The GOP’s formula for success was articulated in a prescient missive back in 1776 by Abigail Adams, who urged husband John Adams and others in the Continental Congress to “remember the ladies” when crafting the code of laws for our new independent nation. She cautioned, “If particular care and attention is not paid to the ladies, we are determined to foment a rebellion, and will not hold ourselves bound by any laws in which we have no voice or representation.”
More than 200 years later, these words have never been more relevant. The GOP’s death grip on self-destructive social policies alienated women and younger voters. The extreme platform and fervently backed postures opposing reproductive health offended the majority of Americans. As a result, the GOP was widely accused of waging a war on women. And women, as Adams warned, rebelled.
Decades spent imposing litmus tests on abortion backfired on the GOP. In a year when jobs and the economy were a top concern, voters (particularly female voters) found they could not ignore the outlandish pronouncements by socially extreme GOP candidates. Take New Hampshire, for example. The Romney campaign targeted the state for victory but they were soundly defeated.
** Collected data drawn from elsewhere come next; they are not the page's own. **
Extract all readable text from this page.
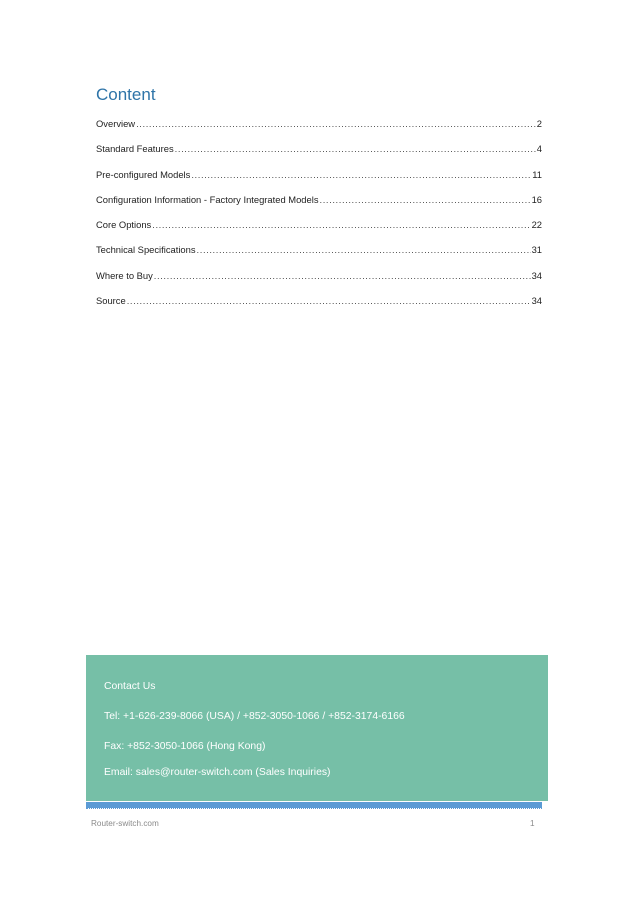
Content
Overview .....	2
Standard Features .....	4
Pre-configured Models .....	11
Configuration Information - Factory Integrated Models .....	16
Core Options .....	22
Technical Specifications .....	31
Where to Buy .....	34
Source .....	34
Contact Us
Tel: +1-626-239-8066 (USA) / +852-3050-1066 / +852-3174-6166
Fax: +852-3050-1066 (Hong Kong)
Email: sales@router-switch.com (Sales Inquiries)
Router-switch.com	1
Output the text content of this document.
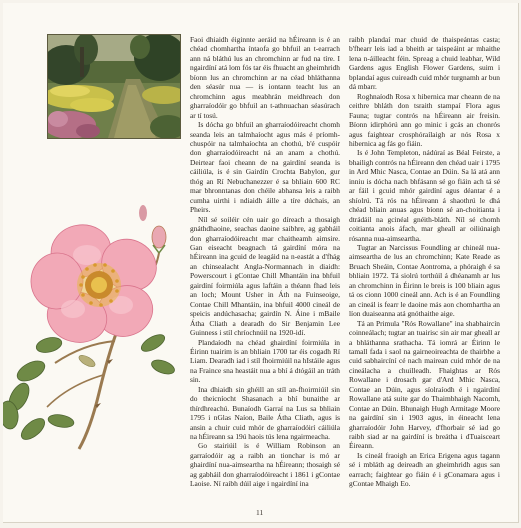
Faoi dhiaidh éiginnte aeráid na hÉireann is é an chéad chomhartha íntaofa go bhfuil an t-earrach ann ná bláthú lus an chromchinn ar fud na tíre. I ngairdíní atá lom fós tar éis fhuacht an gheimhridh bíonn lus an chromchinn ar na céad bhláthanna den séasúr nua — is iontann teacht lus an chromchinn agus meabhrán meidhreach don gharraíodóir go bhfuil an t-athnuachan séasúrach ar tí tosú.

Is dócha go bhfuil an gharraíodóireacht chomh seanda leis an talmhaíocht agus más é príomh-chuspóir na talmhaíochta an chothú, b'é cuspóir don gharraíodóireacht ná an anam a chothú. Deirtear faoi cheann de na gairdíní seanda is cáiliúla, is é sin Gairdín Crochta Babylon, gur thóg an Rí Nebuchanezzer é sa bhliain 600 RC mar bhronntanas don chéile abhansa leis a raibh cumha uirthi i ndiaidh áille a tíre dúchais, an Pheirs.

Níl sé soiléir cén uair go díreach a thosaigh gnáthdhaoine, seachas daoine saibhre, ag gabháil don gharraíodóireacht mar chaitheamh aimsire. Gan eiseacht beagnach tá gairdíní móra na hÉireann ina gcuid de leagáid na n-eastát a d'fhág an chinsealacht Angla-Normannach in diaidh: Powerscourt i gContae Chill Mhantáin ina bhfuil gairdíní foirmiúla agus laftáin a théann fhad leis an loch; Mount Usher in Áth na Fuinseoige, Contae Chill Mhantáin, ina bhfuil 4000 cineál de speicis andúchasacha; gairdín N. Áine i mBaile Átha Cliath a dearadh do Sir Benjamin Lee Guinness i stíl chríochnúil na 1920-idí.

Plandaíodh na chéad ghairdíní foirmiúla in Éirinn tuairim is an bhliain 1700 tar éis cogadh Rí Liam. Dearadh iad i stíl fhoirmiúil na hIstáile agus na Fraince sna heastáit nua a bhí á dtógáil an tráth sin.

Ina dhiaidh sin ghéill an stíl an-fhoirmiúil sin do theicníocht Shasanach a bhí bunaithe ar thírdhreachú. Bunaíodh Garraí na Lus sa bhliain 1795 i nGlas Naíon, Baile Átha Cliath, agus is ansin a chuir cuid mhór de gharraíodóirí cáiliúla na hÉireann sa 19ú haois tús lena ngairmeacha.

Go stairiúil is é William Robinson an garraíodóir ag a raibh an tionchar is mó ar ghairdíní nua-aimseartha na hÉireann; thosaigh sé ag gabháil don gharraíodóireacht i 1861 i gContae Laoise. Ní raibh dúil aige i ngairdíní ina

raibh plandaí mar chuid de thaispeántas casta; b'fhearr leis iad a bheith ar taispeáint ar mhaithe lena n-áilleacht féin. Spreag a chuid leabhar, Wild Gardens agus English Flower Gardens, suim i bplandaí agus cuireadh cuid mhór turgnamh ar bun dá mbarr.

Roghnaíodh Rosa x hibernica mar cheann de na ceithre bhláth don tsraith stampaí Flora agus Fauna; tugtar contrós na hÉireann air freisin. Bíonn idirphórú ann go minic i gcás an chonrós agus faightear crosphóraílaigh ar nós Rosa x hibernica ag fás go fiáin.

Is é John Templeton, nádúraí as Béal Feirste, a bhailigh contrós na hÉireann den chéad uair i 1795 in Ard Mhic Nasca, Contae an Dúin. Sa lá atá ann inniu is dócha nach bhfásann sé go fiáin ach tá sé ar fáil i gcuid mhór gairdíní agus déantar é a shíolrú. Tá rós na hÉireann á shaothrú le dhá chéad bliain anuas agus bíonn sé an-choitianta i dtrádáil na gcinéal gnéith-bláth. Níl sé chomh coitianta anois áfach, mar gheall ar oiliúnaigh rósanna nua-aimseartha.

Tugtar an Narcissus Foundling ar chineál nua-aimseartha de lus an chromchinn; Kate Reade as Bruach Sheáin, Contae Aontroma, a phóraigh é sa bhliain 1972. Tá siolrú torthúil á dhéanamh ar lus an chromchinn in Éirinn le breis is 100 bliain agus tá os cionn 1000 cineál ann. Ach is é an Foundling an cineál is fearr le daoine más aon chomhartha an líon duaiseanna atá gnóthaithe aige.

Tá an Primula "Rós Rowallane" ina shabhaircín coinneálach; tugtar an tuairisc sin air mar gheall ar a bhláthanna srathacha. Tá iomrá ar Éirinn le tamall fada i saol na gairneoireachta de thairbhe a cuid sabhaircíní cé nach mairean cuid mhór de na cineálacha a chuilleadh. Fhaightas ar Rós Rowallane i drosach gar d'Ard Mhic Nasca, Contae an Dúin, agus síolraíodh é i ngairdíní Rowallane atá suite gar do Thaimbhaigh Nacomh, Contae an Dúin. Bhunaigh Hugh Armitage Moore na gairdíní sin i 1903 agus, in éineacht lena gharraíodóir John Harvey, d'fhorbair sé iad go raibh siad ar na gairdíní is breátha i dTuaisceart Éireann.

Is cineál fraoigh an Erica Erigena agus tagann sé i mbláth ag deireadh an gheimhridh agus san earrach; faightear go fiáin é i gConamara agus i gContae Mhaigh Eo.

11
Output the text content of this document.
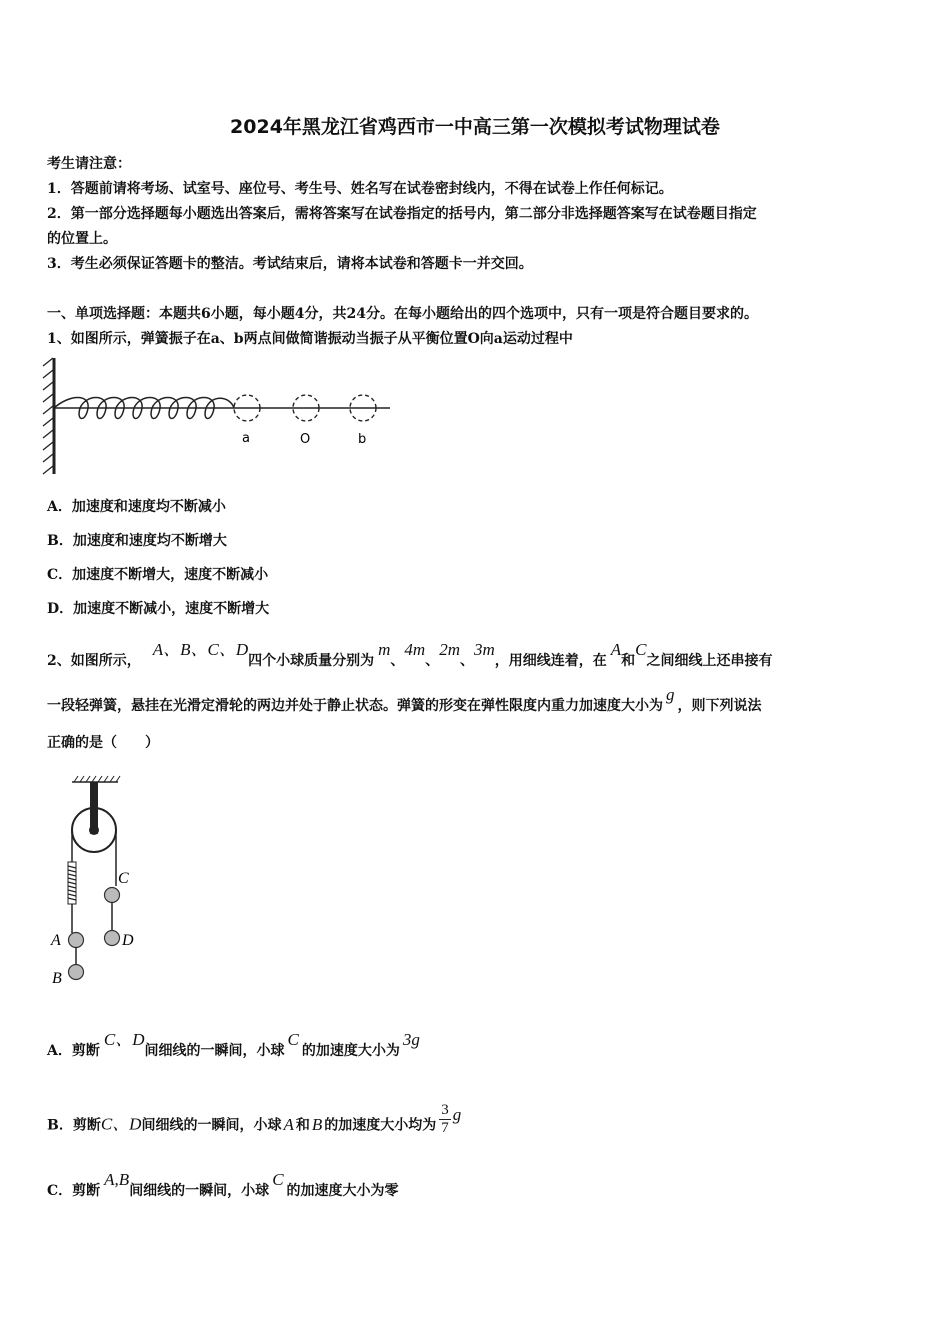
2024年黑龙江省鸡西市一中高三第一次模拟考试物理试卷
考生请注意：
1．答题前请将考场、试室号、座位号、考生号、姓名写在试卷密封线内，不得在试卷上作任何标记。
2．第一部分选择题每小题选出答案后，需将答案写在试卷指定的括号内，第二部分非选择题答案写在试卷题目指定
的位置上。
3．考生必须保证答题卡的整洁。考试结束后，请将本试卷和答题卡一并交回。
一、单项选择题：本题共6小题，每小题4分，共24分。在每小题给出的四个选项中，只有一项是符合题目要求的。
1、如图所示，弹簧振子在a、b两点间做简谐振动当振子从平衡位置O向a运动过程中
a	O	b
A．加速度和速度均不断减小
B．加速度和速度均不断增大
C．加速度不断增大，速度不断减小
D．加速度不断减小，速度不断增大
2、如图所示，A、B、C、D四个小球质量分别为m、4m、2m、3m，用细线连着，在A和C之间细线上还串接有
一段轻弹簧，悬挂在光滑定滑轮的两边并处于静止状态。弹簧的形变在弹性限度内重力加速度大小为g，则下列说法
正确的是（　　）
C
A	D
B
A．剪断C、D间细线的一瞬间，小球C的加速度大小为3g
B．剪断C、D间细线的一瞬间，小球 A 和 B 的加速度大小均为 $\frac{3}{7}$ g
C．剪断A,B间细线的一瞬间，小球C的加速度大小为零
New Hampshire exit polls showed that 72 percent of voters believed abortion should be legal in all or most cases, Obama captured 58 percent of the female vote and 62 percent of voters ages 18-29. Romney held only 51 percent of male voters.
If we are to come out of this our party leaders must end the practice of obstructing reproductive health measures out of fear of repercussions from the GOP’s religious right wing. They must understand that there can be differing views on heartfelt social issues. Pro-choice Republicans are not pro-abortion – we believe that limited government extends not just to our pocketbooks, but also to our personal lives.
The GOP cannot ignore the rebellion of millions of women. There is room for common ground. Going forward the Republican Party must consider reproductive health policies with wide support across the nation. These include common sense investments in services that prevent unintended pregnancies, reducing the number of teen pregnancies, slowing the alarming escalation of sexually transmitted diseases and a mutually shared goal of reducing the incidence of abortion.
Abigail Adams’ warning during the formative days of this great country still holds true today; above all, the Republican Party must “remember the ladies.” If the RNC continues to ignore this advice, its losses in national elections will persist.
The views in For The Record are the writer’s, and not necessarily those of the Observer editorial board.